Vous souvenez-vous de la boîte à debaa installée sur la place de la République en 2015 ? Cette aventure créative a démarré il y a déjà 5 ans, à l’initiative de la chercheuse et choréologue Elena BERTUZZI et la réalisatrice Laure CHATREFOU. Depuis 2013, ces deux femmes s’intéressent au debaa, chant dansé emblématique de Mayotte. Après avoir été exposé sur la place de la République, le projet debaa, a remporté le prix de l’installation à l’Arte Laguna Prize de Venise (Italie) en 2017.

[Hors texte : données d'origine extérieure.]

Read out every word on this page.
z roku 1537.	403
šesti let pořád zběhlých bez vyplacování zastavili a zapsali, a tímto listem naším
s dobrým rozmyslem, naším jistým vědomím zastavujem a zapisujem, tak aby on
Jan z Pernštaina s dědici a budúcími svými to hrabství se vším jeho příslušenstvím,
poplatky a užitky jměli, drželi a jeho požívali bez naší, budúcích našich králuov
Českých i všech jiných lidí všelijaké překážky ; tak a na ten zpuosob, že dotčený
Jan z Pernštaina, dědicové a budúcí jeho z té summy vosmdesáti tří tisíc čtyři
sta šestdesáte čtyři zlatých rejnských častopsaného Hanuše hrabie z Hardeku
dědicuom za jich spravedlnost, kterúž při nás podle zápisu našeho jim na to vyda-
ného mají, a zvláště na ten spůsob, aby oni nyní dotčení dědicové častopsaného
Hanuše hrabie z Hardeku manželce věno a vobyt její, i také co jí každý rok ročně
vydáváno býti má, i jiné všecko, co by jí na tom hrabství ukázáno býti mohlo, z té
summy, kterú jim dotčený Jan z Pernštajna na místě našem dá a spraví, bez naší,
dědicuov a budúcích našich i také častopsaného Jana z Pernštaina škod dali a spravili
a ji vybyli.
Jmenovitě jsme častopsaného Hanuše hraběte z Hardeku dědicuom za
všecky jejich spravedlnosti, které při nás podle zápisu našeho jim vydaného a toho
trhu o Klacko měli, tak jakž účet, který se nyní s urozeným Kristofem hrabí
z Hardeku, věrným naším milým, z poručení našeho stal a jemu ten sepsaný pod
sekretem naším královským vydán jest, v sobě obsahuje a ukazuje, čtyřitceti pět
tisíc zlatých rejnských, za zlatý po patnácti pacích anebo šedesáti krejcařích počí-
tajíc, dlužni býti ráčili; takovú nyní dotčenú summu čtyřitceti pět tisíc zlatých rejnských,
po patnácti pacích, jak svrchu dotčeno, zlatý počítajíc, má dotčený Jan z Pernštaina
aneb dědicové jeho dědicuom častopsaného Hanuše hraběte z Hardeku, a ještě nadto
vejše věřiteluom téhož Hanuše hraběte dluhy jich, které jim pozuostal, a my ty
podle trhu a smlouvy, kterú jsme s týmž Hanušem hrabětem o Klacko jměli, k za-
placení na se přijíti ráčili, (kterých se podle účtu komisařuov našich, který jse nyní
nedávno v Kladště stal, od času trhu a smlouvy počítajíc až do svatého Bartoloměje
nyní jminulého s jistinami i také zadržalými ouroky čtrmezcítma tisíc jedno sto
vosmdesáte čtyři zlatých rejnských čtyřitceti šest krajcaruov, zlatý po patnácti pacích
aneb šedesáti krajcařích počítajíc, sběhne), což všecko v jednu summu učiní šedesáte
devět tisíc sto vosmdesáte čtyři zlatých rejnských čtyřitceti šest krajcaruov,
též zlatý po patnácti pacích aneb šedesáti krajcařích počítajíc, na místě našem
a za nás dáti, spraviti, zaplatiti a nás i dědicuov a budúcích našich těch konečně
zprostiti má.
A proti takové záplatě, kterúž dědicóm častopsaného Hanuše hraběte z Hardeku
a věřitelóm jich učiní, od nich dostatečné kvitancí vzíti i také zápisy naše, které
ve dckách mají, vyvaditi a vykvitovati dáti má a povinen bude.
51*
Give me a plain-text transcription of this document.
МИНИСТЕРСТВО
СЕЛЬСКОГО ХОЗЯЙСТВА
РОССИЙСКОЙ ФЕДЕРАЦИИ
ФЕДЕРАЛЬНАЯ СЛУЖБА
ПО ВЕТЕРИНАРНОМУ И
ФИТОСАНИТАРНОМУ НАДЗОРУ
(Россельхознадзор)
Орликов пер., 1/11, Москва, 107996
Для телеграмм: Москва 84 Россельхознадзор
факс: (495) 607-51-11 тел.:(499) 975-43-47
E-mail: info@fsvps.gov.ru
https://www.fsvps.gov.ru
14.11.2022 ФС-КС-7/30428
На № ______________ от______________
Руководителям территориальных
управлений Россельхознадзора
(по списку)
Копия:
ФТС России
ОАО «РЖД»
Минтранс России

Cette création a voyagé entretemps, notamment pour être exposée à l’Institut du monde arabe et c’est aujourd’hui à la deuxième phase que s’attaquent les deux créatrices, celle qu’elles ont baptisée la Haie des danseuses. Car le projet artistique mené par Elena BERTUZZI et Laure CHATREFOU, se décline en trois éléments, qui voient le jour au fil du temps : la haie des danseuses, le labyrinthe des voiles et le vidéomaton.
Une résidence artistiques soutenue par la Ville de Saint-Denis
Il y a quelques mois, les deux artistes sont venus proposer leur projet à La Réunion, et ce qui devait être au départ une installation comme les autres, c’est transformé en résidence artistique avec des associations mahoraises installées à Saint-Denis. Soutenu par la Politique de la Ville du chef lieu réunionnais, ce projet a permis une rencontre avec des femmes des quartiers du Bas de la rivière et de la Trinité. « À travers ce travail, nous voulons certes valoriser le debaa, mais aussi faire connaître le soufisme, un courant de l’Islam que l’on connaît peu, et donner une autre image de la femme musulmane » explique Laure CHATREFOU qui a passé des heures à filmer ces chanteuses et danseuses.
Envoutant, fascinant, empreint de sensualité et de grâce, le debaa n’est que très peu connu en dehors de Mayotte et de l’archipel des Comores. Pourtant c’est grâce à lui que Oumi, 16 ans et originaire de Mtsangadoua, a voyagé à travers le monde avec la Madrassati Toiyaria. « J’ai grandi avec le debaa, ma grand-mère est foundi, ma mère est présidente de l’association et j’en fais depuis que je suis toute petite. Aujourd’hui je suis parfois Imam (ndlr : celle qui mène la danse) et je chante » raconte-t-elle. La jeune-fille, plus jeune bachelière de Mayotte en 2017, est aujourd’hui étudiante en BTS Tourisme à Sainte-Marie.
Sous ses airs de garçon manqué, elle se révèle être une réelle ambassadrice de la tradition mahoraise « je fais du debaa car cela fait partie de moi. Je trouve ça vraiment dommage que nos traditions se perdent, par exemple il n’y a plus de jeunes qui s’intéressent au Maoulida Shengue. Pour moi c’est très important de perpétuer nos chants » explique Oumi. Avec son association, elle s’est produite en métropole, au Brésil, et tout récemment en Israël et en Palestine au festival Al-Kamandjati, un voyage qui l’a tout particulièrement marquée : « j’étais très émue en tant que musulmane de voir la mosquée Al-Aqsa ».
Une future installation d’envergure pour les Journées du Patrimoine
La haie des danseuses était projetée pour la première fois mardi soir à la Cité des arts de Saint-Denis. Si l’horaire imposé, pile au moment de la rupture du jeûne, n’était pas propice à la venue des danseuses, quelques convives avaient tout de même fait le déplacement. Une nouvelle captation aura lieu ce dimanche, toujours dans le cadre majestueux de la Cité des arts.
En septembre prochain, à l’occasion des Journées européennes du Patrimoine, cette œuvre majestueuse fera partie d’une installation de plus grande envergure intitulée « Au cœur du debaa », qui sera présentée au Fortin de la Redoute, toujours à Saint-Denis.
Une formidable occasion pour les réunionnais de découvrir les traditions d’une communauté qui souffre d’une mauvaise réputation.